How was it in the moment for you, though?
“I remember arriving in Washington and the maelstrom of media attention was insane. It was back in the days where you had people with full satellite dishes on trucks. And walking in that room, it was just packed, and what you don’t see on TV is all the cameras and media and writers, all staring. I had no idea [it would be like that], like, ‘Whoa this is really fucking intense’. For the briefest of moments I almost cracked. The kid in me was all cocky and ‘fuck you’, and then I look up and the magnitude hits me like a wave. You don’t see it on my face, but I’m like, ‘What the fuck are you doing?’ Luckily, the cocky Dee Snider that got me there just started screaming at me, ‘Are you fucking kidding me? Get it together!’ and I went and did my thing. But it was fucking intense, brother.”

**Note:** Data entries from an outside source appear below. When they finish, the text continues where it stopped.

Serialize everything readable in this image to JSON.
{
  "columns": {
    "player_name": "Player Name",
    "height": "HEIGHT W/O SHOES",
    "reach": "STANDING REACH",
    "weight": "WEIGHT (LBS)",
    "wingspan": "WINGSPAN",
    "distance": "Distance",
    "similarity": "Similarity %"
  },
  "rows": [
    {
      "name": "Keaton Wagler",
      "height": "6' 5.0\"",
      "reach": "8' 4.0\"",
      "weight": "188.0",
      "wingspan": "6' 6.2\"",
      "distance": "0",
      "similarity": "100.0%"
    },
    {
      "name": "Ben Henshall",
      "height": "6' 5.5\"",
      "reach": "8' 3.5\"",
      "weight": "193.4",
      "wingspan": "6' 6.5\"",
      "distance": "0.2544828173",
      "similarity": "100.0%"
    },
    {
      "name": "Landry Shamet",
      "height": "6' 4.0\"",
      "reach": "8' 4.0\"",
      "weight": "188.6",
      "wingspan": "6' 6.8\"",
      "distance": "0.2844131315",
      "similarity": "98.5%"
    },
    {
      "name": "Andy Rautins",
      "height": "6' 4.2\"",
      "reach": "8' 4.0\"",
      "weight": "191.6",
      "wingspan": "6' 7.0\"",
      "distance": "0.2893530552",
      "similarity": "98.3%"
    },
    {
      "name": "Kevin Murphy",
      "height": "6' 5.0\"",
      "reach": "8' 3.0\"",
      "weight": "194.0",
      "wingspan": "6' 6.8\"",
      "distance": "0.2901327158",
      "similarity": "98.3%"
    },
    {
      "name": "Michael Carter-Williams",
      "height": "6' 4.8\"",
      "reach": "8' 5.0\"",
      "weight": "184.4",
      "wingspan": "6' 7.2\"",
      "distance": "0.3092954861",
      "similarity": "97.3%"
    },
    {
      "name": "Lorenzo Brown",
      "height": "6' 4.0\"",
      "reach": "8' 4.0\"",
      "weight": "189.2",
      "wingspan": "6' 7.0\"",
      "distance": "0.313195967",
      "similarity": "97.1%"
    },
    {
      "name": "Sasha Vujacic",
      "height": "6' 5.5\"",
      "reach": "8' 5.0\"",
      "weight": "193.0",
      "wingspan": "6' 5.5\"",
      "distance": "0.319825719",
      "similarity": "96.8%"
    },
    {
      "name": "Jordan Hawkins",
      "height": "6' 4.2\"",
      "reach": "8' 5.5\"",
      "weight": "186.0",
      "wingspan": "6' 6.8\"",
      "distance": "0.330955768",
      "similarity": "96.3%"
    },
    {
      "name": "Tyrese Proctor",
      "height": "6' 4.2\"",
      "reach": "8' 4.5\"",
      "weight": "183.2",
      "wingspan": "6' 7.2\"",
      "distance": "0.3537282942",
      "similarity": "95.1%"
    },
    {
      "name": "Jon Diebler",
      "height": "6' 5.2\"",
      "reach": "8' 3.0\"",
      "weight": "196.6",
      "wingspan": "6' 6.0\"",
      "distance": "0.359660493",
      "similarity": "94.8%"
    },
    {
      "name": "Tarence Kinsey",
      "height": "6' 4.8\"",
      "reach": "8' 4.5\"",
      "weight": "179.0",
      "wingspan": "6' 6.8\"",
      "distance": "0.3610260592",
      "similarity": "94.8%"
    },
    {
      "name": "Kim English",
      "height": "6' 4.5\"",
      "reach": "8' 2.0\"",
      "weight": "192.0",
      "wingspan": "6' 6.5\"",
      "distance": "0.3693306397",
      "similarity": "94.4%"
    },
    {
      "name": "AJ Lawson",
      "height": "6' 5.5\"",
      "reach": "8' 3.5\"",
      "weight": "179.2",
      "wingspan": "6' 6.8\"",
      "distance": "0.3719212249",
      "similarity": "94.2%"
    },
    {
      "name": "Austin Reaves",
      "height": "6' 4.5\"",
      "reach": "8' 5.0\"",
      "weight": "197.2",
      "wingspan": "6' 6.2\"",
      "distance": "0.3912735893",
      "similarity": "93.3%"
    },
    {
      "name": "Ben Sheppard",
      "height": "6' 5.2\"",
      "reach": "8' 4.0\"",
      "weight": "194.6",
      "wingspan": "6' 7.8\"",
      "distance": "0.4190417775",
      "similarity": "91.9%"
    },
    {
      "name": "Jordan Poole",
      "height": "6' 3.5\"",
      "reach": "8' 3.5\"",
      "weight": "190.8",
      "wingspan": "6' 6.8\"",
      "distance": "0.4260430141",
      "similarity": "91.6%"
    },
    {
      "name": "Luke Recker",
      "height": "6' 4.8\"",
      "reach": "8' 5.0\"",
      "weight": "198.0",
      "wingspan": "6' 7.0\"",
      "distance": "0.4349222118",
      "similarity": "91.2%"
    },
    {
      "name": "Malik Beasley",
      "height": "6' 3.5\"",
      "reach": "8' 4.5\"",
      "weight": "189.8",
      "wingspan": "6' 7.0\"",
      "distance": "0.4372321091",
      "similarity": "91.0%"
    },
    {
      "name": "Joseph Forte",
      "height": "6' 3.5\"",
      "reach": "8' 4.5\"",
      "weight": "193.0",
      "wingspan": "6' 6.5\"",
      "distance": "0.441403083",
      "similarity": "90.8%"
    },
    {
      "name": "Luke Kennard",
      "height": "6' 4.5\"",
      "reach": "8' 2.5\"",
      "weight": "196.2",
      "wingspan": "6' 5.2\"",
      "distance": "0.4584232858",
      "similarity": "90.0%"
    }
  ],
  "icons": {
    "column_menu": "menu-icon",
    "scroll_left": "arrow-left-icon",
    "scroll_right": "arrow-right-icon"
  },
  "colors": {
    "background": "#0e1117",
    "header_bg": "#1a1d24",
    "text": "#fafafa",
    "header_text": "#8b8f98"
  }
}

You’re 66 – does rock and roll keep you young? “
“I’m a teenager ’til death! But that’s not allowed in my house – I’ve got to be a dad, got to be a husband, got to be a granddad. And I am. But fortunately I can compartmentalise, and focus that enthusiasm and that energy into my creativity. Because when you get older you’ve got to pay the bills and you’ve got to be responsible and all those awful things. So how do you do that and still be filled with with pure joy of music and of metal? You’ve got to learn how to compartmentalise!”
Dee Snider’s new album Leave A Scar is out now via Napalm.